2017-04-20 Thread Anne Archibald
On Thu, Apr 20, 2017 at 3:17 PM Julian Taylor 
wrote:

> To please everyone I think we need to go with a dtype that supports
> multiple encodings via metadata, similar to how datatime supports
> multiple units.
> E.g.: 'U10[latin1]' are 10 characters in latin1 encoding
>
> Encodings we should support are:
> - latin1 (1 bytes):
> it is compatible with ascii and adds extra characters used in the
> western world.
> - utf-32 (4 bytes):
> can represent every character, equivalent with np.unicode
>
> Encodings we should maybe support:
> - utf-16 with explicitly disallowing surrogate pairs (2 bytes):
> this covers a very large range of possible characters in a reasonably
> compact representation
> - utf-8 (4 bytes):
> variable length encoding with minimum size of 1 bytes, but we would need
> to assume the worst case of 4 bytes so it would not save anything
> compared to utf-32 but may allow third parties replace an encoding step
> with trailing null trimming on serialization.
>

I should say first that I've never used even non-Unicode string arrays, but
is there any reason not to support all Unicode encodings that python does,
with the same names and semantics? This would surely be the simplest to
understand.

Also, if latin1 is to going to be the only practical 8-bit encoding, maybe
check with some non-Western users to make sure it's not going to wreck
their lives? I'd have selected ASCII as an encoding to treat specially, if
any, because Unicode already does that and the consequences are familiar.
(I'm used to writing and reading French without accents because it's passed
through ASCII, for example.)

Variable-length encodings, of which UTF-8 is obviously the one that makes
good handling essential, are indeed more complicated. But is it strictly
necessary that string arrays hold fixed-length *strings*, or can the
encoding length be fixed instead? That is, currently if you try to assign a
longer string than will fit, the string is truncated to the number of
characters in the data type. Instead, for encoded Unicode, the string could
be truncated so that the encoding fits.
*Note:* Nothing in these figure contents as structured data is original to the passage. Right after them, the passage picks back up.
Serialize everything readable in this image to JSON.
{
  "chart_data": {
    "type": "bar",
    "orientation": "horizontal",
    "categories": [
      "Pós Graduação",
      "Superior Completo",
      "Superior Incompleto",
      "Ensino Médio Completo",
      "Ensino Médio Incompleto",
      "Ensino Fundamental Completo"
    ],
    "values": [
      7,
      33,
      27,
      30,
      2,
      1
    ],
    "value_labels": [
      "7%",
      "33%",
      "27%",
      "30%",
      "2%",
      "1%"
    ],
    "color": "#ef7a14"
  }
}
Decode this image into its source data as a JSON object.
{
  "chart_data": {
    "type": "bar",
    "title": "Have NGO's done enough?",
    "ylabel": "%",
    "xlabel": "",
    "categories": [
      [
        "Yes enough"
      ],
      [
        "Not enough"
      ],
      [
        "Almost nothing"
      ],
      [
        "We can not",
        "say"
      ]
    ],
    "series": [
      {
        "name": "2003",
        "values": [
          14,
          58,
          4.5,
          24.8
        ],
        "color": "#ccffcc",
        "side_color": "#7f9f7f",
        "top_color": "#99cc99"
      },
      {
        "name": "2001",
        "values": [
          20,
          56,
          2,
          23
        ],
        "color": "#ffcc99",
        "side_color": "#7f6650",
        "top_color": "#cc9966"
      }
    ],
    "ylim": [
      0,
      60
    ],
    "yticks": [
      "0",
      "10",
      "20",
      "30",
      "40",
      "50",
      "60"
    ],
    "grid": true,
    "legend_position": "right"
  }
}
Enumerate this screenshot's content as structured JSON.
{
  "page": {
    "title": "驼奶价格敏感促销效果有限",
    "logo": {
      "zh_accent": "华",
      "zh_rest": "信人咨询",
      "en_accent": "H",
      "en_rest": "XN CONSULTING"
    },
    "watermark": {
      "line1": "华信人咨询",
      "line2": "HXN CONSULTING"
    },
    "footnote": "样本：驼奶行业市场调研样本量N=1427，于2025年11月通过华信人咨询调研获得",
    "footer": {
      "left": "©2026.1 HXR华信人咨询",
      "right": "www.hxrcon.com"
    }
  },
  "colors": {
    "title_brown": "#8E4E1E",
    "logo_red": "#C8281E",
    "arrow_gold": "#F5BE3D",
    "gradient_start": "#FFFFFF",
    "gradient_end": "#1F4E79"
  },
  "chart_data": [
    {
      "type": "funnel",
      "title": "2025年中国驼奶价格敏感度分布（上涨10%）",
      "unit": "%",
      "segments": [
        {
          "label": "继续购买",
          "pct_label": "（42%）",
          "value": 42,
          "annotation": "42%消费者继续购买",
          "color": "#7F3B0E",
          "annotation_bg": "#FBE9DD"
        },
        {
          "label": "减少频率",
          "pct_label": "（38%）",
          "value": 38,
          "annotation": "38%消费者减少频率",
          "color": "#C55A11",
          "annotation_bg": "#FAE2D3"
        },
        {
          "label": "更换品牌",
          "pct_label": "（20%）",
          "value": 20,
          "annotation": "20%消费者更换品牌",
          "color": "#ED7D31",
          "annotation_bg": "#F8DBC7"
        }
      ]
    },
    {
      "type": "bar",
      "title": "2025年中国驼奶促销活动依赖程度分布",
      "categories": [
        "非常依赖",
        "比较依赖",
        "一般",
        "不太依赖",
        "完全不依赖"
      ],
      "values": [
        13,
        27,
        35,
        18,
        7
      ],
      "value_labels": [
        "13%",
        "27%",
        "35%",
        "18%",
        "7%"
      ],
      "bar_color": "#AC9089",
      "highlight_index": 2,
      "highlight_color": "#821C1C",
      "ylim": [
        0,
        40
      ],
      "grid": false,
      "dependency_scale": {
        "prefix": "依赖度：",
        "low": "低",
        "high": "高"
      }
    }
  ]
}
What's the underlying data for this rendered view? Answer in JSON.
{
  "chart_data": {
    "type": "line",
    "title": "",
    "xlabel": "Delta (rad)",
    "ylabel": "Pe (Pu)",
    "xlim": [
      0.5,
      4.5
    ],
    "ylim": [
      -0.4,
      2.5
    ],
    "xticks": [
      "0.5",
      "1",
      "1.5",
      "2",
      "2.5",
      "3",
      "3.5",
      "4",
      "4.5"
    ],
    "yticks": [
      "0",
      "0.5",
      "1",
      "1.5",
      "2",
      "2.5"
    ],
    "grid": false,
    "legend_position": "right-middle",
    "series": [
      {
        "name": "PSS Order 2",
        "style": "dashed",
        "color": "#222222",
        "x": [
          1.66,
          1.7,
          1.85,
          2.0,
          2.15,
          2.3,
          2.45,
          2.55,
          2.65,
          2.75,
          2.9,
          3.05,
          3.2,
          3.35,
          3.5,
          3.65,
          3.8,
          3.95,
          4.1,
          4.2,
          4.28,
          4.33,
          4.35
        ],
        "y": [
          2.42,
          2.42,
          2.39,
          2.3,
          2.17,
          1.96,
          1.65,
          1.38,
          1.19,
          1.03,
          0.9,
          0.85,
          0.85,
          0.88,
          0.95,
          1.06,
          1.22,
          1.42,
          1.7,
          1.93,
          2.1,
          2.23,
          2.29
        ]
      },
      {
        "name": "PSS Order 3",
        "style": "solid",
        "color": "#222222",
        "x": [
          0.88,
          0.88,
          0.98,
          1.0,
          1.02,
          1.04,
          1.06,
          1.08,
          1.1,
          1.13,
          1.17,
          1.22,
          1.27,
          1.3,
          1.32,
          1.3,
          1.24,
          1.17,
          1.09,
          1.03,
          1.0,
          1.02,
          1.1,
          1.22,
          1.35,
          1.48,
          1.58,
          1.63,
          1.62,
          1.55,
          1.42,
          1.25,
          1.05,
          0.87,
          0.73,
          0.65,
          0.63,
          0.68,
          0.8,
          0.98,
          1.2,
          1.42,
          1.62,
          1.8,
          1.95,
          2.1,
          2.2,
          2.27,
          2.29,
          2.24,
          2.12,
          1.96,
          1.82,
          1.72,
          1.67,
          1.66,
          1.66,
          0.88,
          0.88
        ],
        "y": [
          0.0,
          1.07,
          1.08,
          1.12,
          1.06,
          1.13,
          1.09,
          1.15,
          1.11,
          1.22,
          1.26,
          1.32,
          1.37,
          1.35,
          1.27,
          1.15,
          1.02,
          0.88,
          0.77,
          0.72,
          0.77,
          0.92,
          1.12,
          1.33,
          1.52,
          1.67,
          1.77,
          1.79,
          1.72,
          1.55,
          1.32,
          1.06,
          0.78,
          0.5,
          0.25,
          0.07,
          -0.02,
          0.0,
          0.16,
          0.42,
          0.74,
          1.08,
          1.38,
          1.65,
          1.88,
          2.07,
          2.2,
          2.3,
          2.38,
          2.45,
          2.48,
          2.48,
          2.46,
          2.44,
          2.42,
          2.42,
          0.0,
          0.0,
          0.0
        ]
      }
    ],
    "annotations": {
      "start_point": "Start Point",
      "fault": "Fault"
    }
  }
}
Of course this is not completely
trivial for variable-length encodings, but it should be doable, and it
would allow UTF-8 to be used just the way it usually is - as an encoding
that's almost 8-bit.

All this said, it seems to me that the important use cases for string
arrays involve interaction with existing binary formats, so people who have
to deal with such data should have the final say. (My own closest approach
to this is the FITS format, which is restricted by the standard to ASCII.)